Here are some of the things he worked on:
1) Factoring Polynomials over large finite fields (See here from 1970)
I quote the abstract
This paper reviews some of the known algorithms for factoring polynomials over finite fields and presents a new deterministic procedure for reducing the problem of factoring an arbitrary polynomial over the Galois field GP(pm) to the problem of finding roots in GF(p) of certain other polynomials over GP(p). The amount of computation and the storage space required by these algorithms are algebraic in both the degree of the polynomial to be factored and the log of the order of the field.
Certain observations on the application of these methods to factorization of polynomials over the rational integers are also included.I think he meant what we would call polynomial time when he says algebraic.
2) Combinatorial Games. He co-wrote the classic Winning Ways For your Mathematical Plays with John Conway and Richard Guy. These books are like NIM on steroids. They are FUN and have some serious math in them. (My blog system thinks Combinatorial is not a word. It is wrong)
3) Combinatorial Games. He was very interested in Go via Combinatorial Games. I have an article (alas, not online) by him entitled Introductory Overview of Mathematical Go Endgames. There has been further work on this that is on the web, see here. I wonder what ERB would think of the ALPHAGO program.
4) Berlekamp-Massey Algorithm finds the shortest linear feedback shift register for a given binary output sequence.
5) Berlekamp-Welch Algorithm efficiently corrects errors in Reed-Solomon codes. (Berlekamp also wrote a book on Algebraic Coding Theory.)
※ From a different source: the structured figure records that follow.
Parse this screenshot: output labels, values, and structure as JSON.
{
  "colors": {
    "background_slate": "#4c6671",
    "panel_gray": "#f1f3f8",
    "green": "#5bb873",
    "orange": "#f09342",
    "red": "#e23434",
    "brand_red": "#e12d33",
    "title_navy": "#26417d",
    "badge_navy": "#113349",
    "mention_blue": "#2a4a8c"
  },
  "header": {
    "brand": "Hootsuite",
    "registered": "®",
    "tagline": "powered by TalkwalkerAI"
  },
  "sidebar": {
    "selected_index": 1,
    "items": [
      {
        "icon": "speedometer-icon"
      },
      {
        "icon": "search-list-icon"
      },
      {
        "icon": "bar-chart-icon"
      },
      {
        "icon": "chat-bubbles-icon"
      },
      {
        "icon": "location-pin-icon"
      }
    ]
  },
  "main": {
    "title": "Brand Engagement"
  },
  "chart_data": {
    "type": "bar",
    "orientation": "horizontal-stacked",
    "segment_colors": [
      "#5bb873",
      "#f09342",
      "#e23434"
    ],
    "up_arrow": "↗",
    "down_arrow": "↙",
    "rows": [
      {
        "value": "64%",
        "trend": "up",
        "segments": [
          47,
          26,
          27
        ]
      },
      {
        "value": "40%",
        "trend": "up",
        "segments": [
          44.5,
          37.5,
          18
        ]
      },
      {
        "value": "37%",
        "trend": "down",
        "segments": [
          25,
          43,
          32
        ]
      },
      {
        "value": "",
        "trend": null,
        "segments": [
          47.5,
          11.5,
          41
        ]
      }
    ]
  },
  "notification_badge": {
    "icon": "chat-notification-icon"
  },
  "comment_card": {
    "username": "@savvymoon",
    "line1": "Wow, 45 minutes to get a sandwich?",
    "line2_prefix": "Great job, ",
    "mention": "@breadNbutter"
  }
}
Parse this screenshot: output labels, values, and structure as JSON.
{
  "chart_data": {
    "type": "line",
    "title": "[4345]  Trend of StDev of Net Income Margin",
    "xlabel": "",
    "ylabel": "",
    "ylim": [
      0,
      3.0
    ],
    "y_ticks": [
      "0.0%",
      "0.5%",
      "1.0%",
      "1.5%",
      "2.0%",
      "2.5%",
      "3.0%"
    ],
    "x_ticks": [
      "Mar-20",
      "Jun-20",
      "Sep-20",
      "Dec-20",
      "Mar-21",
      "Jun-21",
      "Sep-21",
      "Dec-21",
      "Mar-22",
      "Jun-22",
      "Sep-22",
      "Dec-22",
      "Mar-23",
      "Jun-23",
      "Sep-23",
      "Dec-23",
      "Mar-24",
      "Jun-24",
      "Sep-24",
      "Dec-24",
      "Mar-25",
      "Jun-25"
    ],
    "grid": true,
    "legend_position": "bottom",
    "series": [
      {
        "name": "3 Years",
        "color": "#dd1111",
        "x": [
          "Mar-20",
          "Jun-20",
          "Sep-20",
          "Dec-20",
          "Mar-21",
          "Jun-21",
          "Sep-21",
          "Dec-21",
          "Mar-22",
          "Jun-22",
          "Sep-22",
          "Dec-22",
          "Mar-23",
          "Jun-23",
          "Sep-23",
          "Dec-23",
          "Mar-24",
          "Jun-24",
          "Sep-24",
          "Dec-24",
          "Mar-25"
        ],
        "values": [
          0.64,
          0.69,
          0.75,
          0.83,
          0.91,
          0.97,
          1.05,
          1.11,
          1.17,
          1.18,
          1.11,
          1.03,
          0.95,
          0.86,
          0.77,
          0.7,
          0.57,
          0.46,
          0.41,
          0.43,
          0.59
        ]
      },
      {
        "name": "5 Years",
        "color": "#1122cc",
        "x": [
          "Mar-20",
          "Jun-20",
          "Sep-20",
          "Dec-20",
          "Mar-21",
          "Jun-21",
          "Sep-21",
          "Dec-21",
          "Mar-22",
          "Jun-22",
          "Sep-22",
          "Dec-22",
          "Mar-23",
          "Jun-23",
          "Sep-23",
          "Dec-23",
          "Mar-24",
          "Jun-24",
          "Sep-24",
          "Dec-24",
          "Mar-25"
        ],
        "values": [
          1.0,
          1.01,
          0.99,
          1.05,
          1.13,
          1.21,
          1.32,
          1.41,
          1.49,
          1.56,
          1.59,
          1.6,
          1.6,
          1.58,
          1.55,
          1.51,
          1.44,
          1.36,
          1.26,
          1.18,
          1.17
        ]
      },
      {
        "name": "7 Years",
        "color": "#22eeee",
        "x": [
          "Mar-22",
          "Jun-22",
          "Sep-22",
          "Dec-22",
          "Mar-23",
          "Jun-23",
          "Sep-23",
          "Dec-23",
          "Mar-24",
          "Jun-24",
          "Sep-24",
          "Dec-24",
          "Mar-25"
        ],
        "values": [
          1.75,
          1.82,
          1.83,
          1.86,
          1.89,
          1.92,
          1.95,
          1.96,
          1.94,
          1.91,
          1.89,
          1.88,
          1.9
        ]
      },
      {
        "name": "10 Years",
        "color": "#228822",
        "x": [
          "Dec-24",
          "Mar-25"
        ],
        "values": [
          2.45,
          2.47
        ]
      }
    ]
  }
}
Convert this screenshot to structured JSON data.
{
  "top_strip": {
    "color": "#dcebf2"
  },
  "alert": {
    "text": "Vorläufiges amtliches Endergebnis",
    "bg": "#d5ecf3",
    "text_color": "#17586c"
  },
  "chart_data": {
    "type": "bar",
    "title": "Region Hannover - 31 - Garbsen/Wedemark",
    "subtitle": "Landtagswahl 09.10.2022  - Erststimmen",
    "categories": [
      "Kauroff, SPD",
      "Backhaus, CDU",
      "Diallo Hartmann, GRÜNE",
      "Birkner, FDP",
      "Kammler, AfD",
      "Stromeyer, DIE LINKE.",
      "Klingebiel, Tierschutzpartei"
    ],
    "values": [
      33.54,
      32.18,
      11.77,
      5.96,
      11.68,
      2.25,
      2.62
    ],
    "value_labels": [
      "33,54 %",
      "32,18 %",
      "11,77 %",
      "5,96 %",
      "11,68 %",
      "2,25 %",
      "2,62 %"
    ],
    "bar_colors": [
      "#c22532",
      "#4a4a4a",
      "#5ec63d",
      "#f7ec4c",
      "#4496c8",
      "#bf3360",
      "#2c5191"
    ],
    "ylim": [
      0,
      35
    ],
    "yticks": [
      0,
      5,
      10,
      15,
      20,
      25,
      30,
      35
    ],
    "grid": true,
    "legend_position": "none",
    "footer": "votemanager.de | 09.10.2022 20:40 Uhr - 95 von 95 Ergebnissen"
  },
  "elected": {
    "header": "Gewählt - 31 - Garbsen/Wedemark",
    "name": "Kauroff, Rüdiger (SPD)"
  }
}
6) I didn't know about his work in finance until I began writing this, but the following quote from Wikipedia is impressive
In 1989, Berlekamp purchased the largest interest in a trading company named Axcom Trading Advisors. After the firm's futures trading algorithms were rewritten, Axcom's Medallion Fund had a return (in 1990) of 55%, net of all management fees and transaction costs. The fund has subsequently continued to realize annualized returns exceeding 30% under management by James Harris Simons and his Renaissance Technologies Corporation.